Celia Ampel, Daily Business Review
Now that Takata Corp. has pleaded guilty to fraud and agreed to pay $1 billion for concealing a defect in millions of air bags, a Miami federal judge wants to get civil cases against the company moving.
Takata attorney Keith Teel told U.S. District Judge Federico Moreno on Tuesday that he believes “at the end of the day,” settlements will resolve the entire multidistrict litigation involving personal injury and economic loss claims against Takata and several automakers who used the air bags.
“The problem is the ‘end of the day’ becomes the end of the year, then the end of the decade,” Moreno told Teel, a Washington-based attorney with Covington & Burling, pushing the parties to agree to mediation and to head toward trial as soon as early 2018.
The plea deal, accepted by a Michigan federal judge on Monday, has shifted the civil case so that Takata and the plaintiffs align on some issues where the automaker defendants vehemently disagree.
Takata and the plaintiffs believe the plea does not change the MDL, whereas counsel for the automakers contends Takata’s admissions are a “game-changer” that show the manufacturers were victims of Takata’s fraud who never knew enough to mislead consumers about the air bags. The safety devices’ inflators contained ammonium nitrate, an unstable chemical compound that caused some air bags to rupture and expel shrapnel, leading to the largest automotive recall in U.S. history.
“The major claims [in the MDL] require knowledge,” said Marty Steinberg of Hogan Lovells in Miami, speaking on behalf of his client Honda as well as BMW, Ford, Mazda, Nissan, Subaru and Toyota. “Takata has admitted we had no knowledge.”
Counsel for the plaintiffs class said discovery so far shows the automakers did know about the dangers of ammonium nitrate but continued to use the air bags because they were cheap. For instance, by the time Honda initiated a nationwide recall in 2014, Honda drivers had reported at least 77 ruptured air bags, according to the plaintiffs.
“Characterizing the [automaker defendants] as victims is ludicrous,” lead plaintiffs class counsel Peter Prieto of Podhurst Orseck in Miami said. “Absolutely ludicrous.” Prieto quoted Michigan U.S. District Judge George Caram Steeh, who said Monday there was nothing to suggest the automakers could not be victims of Takata’s fraud and, at the same time, culpable for misleading consumers.
The lead plaintiffs lawyer also said the automakers were delaying discovery.

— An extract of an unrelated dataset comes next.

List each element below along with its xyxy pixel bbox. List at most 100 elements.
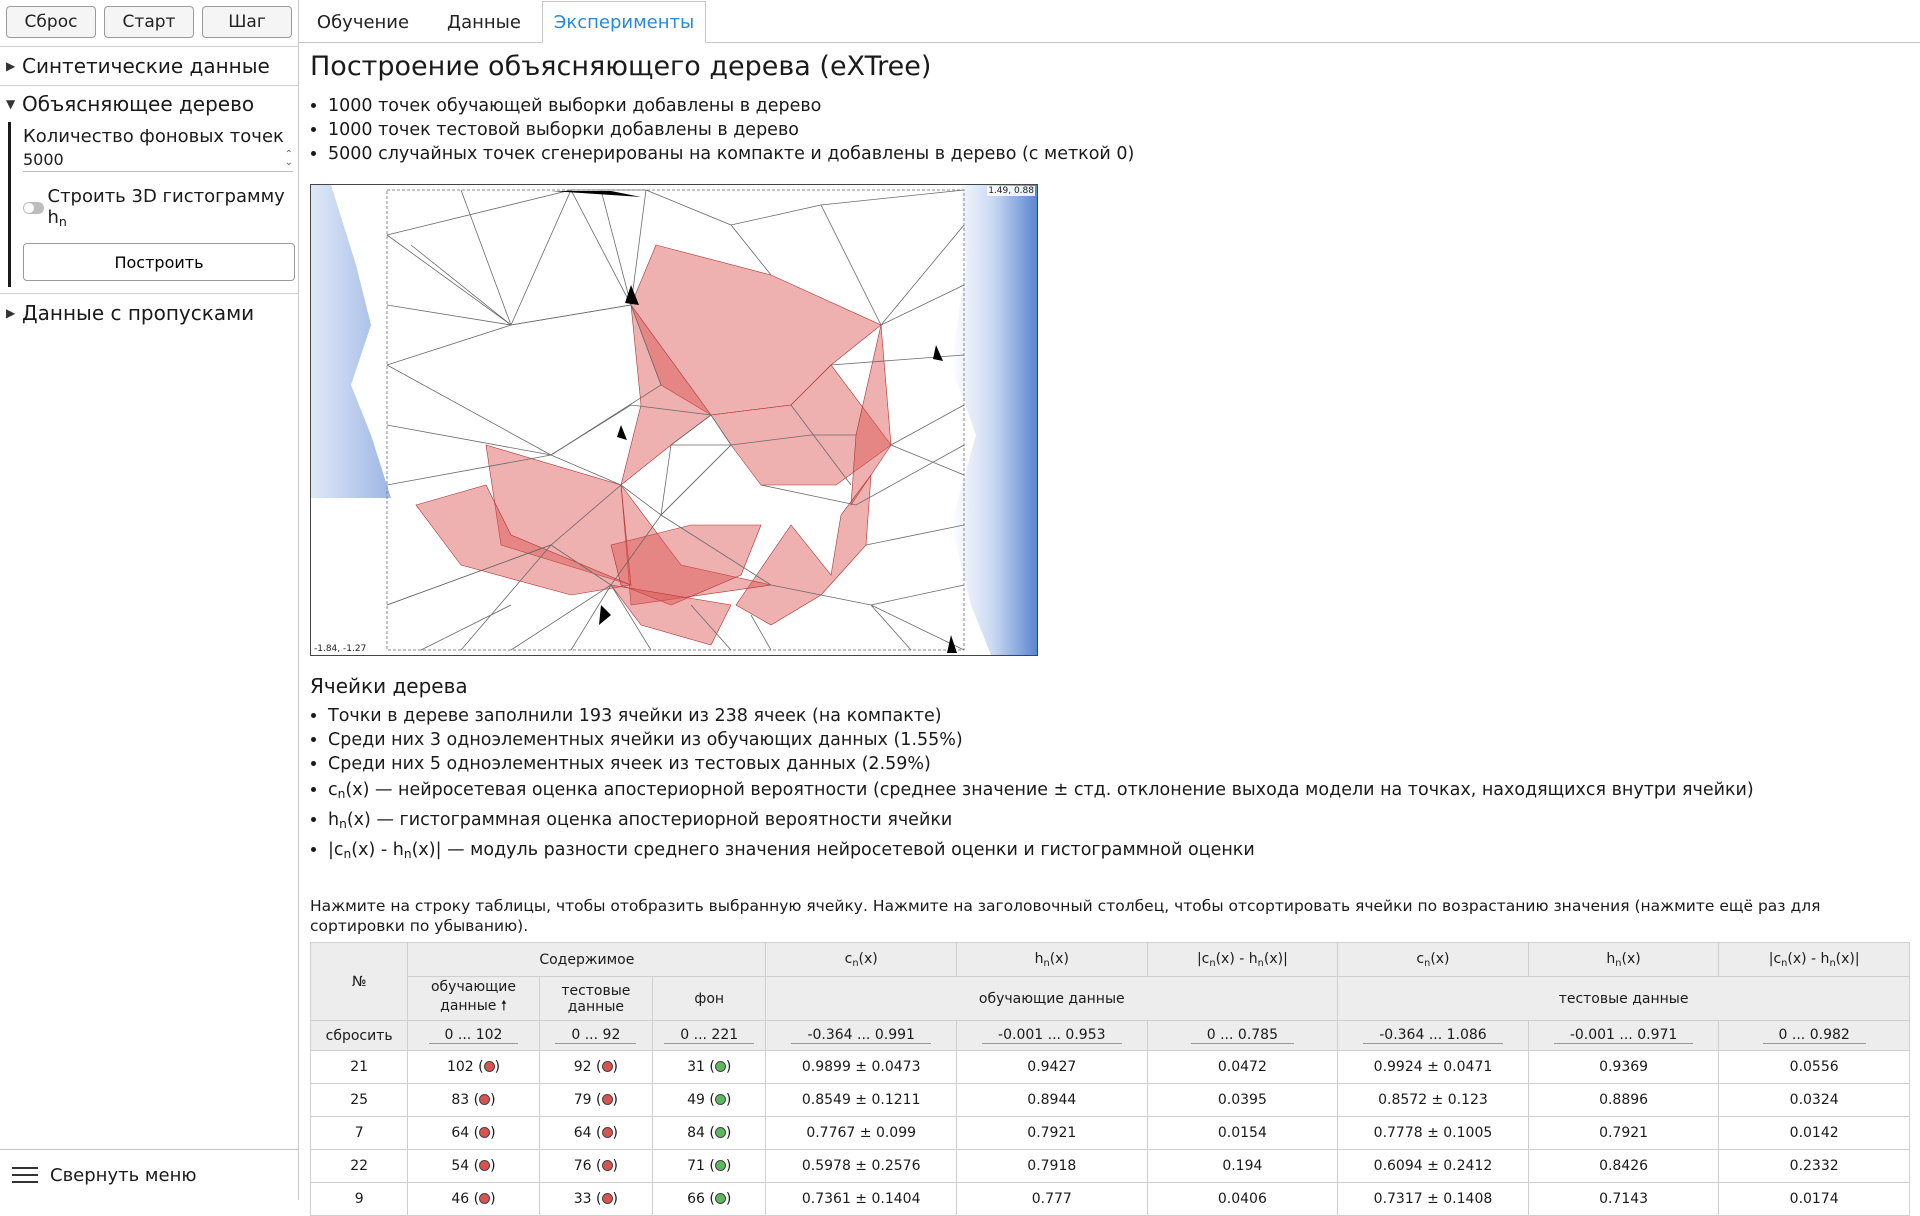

The plaintiffs have deposed only 10 Takata fact witnesses and 18 witnesses from the automotive defendants, while the defense has deposed more than 70 class representatives, he said.
“We do want it to move faster, but it takes two to tango,” Prieto told the judge.
Takata’s settlement with the U.S. Department of Justice includes the creation of a $125 million fund for those injured by air bags that exploded. The fund will be administered by a special master and will likely motivate some of the personal injury plaintiffs in the MDL to drop their cases, Teel said Tuesday.
But Teel said a large chunk of the settlement, an $850 million fund for the automakers who were Takata’s customers, will not materialize unless the Japanese company is sold. That could take up to a year, and it’s possible Takata could file for bankruptcy.
But if the $850 million does come through, Moreno suggested the automakers could choose to use it to settle economic loss claims for 40 million consumers who, through the class representatives, allege their cars lost value because of the defective air bags.
Steinberg did not address that possibility, remaining adamant that the automakers would not have bought Takata air bags if they had accurate information about the inflators, an admission included in Takata’s statement of facts entered with the Michigan court.
“We were deceived,” Steinberg said. “We’re not pointing the finger — they’ve admitted it.”